SEATTLE — Rain never looked so good.
As November broke official records for the wettest month ever recorded here, residents across the region found themselves in the somewhat bizarre position of being thrilled by a warm rain Thursday -- if only because it helped wash away the snow, slush, ice and frozen muck of recent days that had closed schools and turned commuting into slow-motion torture.
The National Weather Service confirmed before the day ended Thursday that with 15.63 inches, there had been more precipitation in Seattle this November than in any month in the 115 years that federal records have been kept. Freezing rain mixed with snow late Wednesday broke the previous record, set in 1933 with 15.26 inches, said Johnny Burg, a weather service forecaster here. Seattle's November average is 5.9 inches.
With temperatures warming Thursday, though, the arctic-like damage was quickly becoming a memory, and for many not a good one.
"After Monday night -- 4 a.m. Tuesday, actually -- I'll take the rain any time," said David Donaldsen, one of thousands of football fans whom authorities said took as long as 8 hours to get home when traffic turned to an icy standstill after a sold-out NFL game.
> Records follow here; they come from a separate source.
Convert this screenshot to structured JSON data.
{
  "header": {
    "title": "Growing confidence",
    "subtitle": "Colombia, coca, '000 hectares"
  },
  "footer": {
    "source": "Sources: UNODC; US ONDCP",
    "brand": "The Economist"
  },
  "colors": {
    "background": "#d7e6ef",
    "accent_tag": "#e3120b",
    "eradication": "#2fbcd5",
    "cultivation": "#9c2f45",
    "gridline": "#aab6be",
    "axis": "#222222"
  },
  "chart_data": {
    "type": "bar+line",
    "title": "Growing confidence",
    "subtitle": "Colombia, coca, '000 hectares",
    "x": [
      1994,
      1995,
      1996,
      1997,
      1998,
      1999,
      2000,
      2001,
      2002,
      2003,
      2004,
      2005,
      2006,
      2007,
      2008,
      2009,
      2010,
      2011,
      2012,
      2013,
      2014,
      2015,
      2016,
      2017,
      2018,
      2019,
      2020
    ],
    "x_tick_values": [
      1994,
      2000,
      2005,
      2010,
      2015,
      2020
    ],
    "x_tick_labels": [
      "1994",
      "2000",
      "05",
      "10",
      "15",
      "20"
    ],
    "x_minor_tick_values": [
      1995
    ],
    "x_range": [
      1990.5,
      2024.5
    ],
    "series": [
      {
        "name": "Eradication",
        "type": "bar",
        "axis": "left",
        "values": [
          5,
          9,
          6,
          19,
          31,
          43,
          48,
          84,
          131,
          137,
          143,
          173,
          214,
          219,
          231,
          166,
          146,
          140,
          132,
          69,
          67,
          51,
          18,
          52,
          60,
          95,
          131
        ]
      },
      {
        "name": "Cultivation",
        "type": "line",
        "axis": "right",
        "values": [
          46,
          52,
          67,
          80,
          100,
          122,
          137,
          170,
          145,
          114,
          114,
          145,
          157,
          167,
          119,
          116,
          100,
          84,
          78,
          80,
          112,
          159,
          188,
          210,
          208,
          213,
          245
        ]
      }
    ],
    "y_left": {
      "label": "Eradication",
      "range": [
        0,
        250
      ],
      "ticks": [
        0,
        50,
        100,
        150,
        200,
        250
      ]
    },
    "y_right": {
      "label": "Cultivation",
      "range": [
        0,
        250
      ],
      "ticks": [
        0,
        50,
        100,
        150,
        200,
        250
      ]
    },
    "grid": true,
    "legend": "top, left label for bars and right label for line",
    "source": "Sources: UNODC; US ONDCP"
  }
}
"It looks like Green Bay, but this is Seattle," ESPN announcer Mike Tirico said as snow and sleet blanketed Qwest Field. Actually, Green Bay was 7 degrees warmer. (The Seahawks beat the Packers.)
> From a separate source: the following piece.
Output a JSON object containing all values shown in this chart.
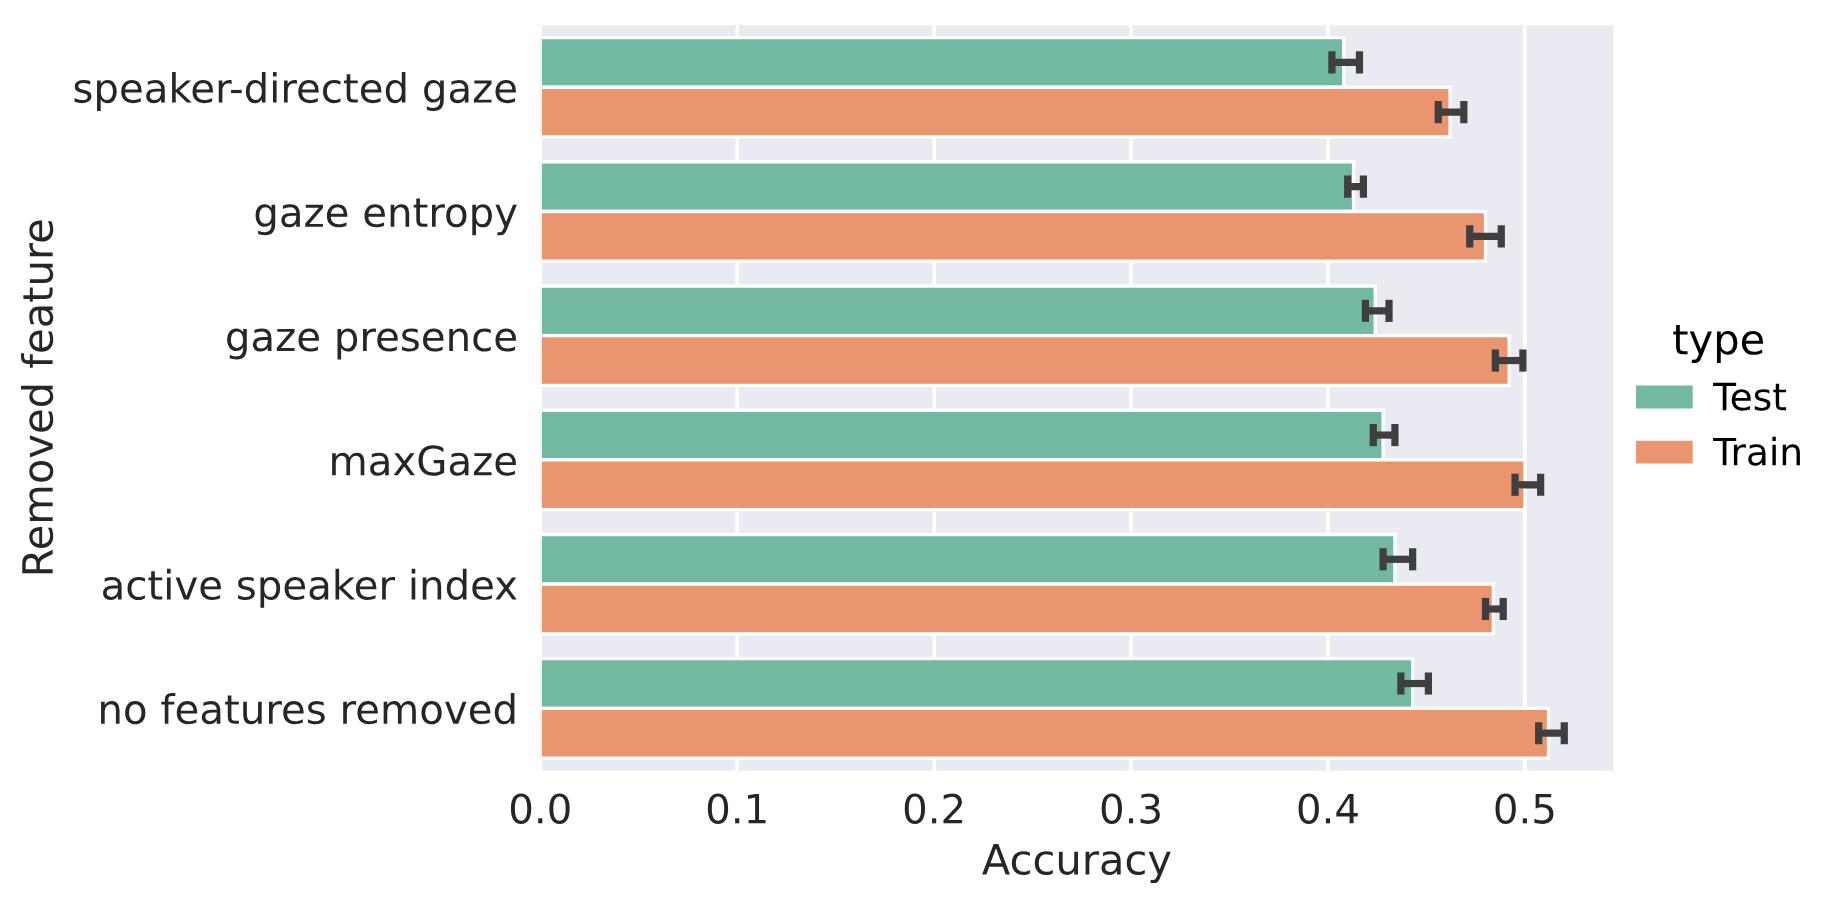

Most precipitation in Seattle comes as rain, not snow, even in the dead of winter -- and sustained freezing temperatures are rare.
And the truth is, for all the talk about how soggy Seattle is, in some ways it is not.
"Seattle's really not a particularly wet city compared to a lot of other places," said Christopher C. Burt, co-author of "Extreme Weather: A Guide and Record Book."
"People have a hard time believing it, but it's true," he said.
Atlanta, Boston, New York, Washington, D.C., and plenty of other U.S. cities get more average annual rainfall than Seattle does, said Burt, citing National Weather Service statistics.
"Although Seattle gets a lot of rainy days," he said, "the rainfalls generally aren't intense at all, so it doesn't add up to all that much."
And, striking as the new monthly precipitation record may be to Seattleites, it doesn't come close to the monthly record in Los Angeles, which recorded 20.51 inches in February 1998 at a UCLA measuring site.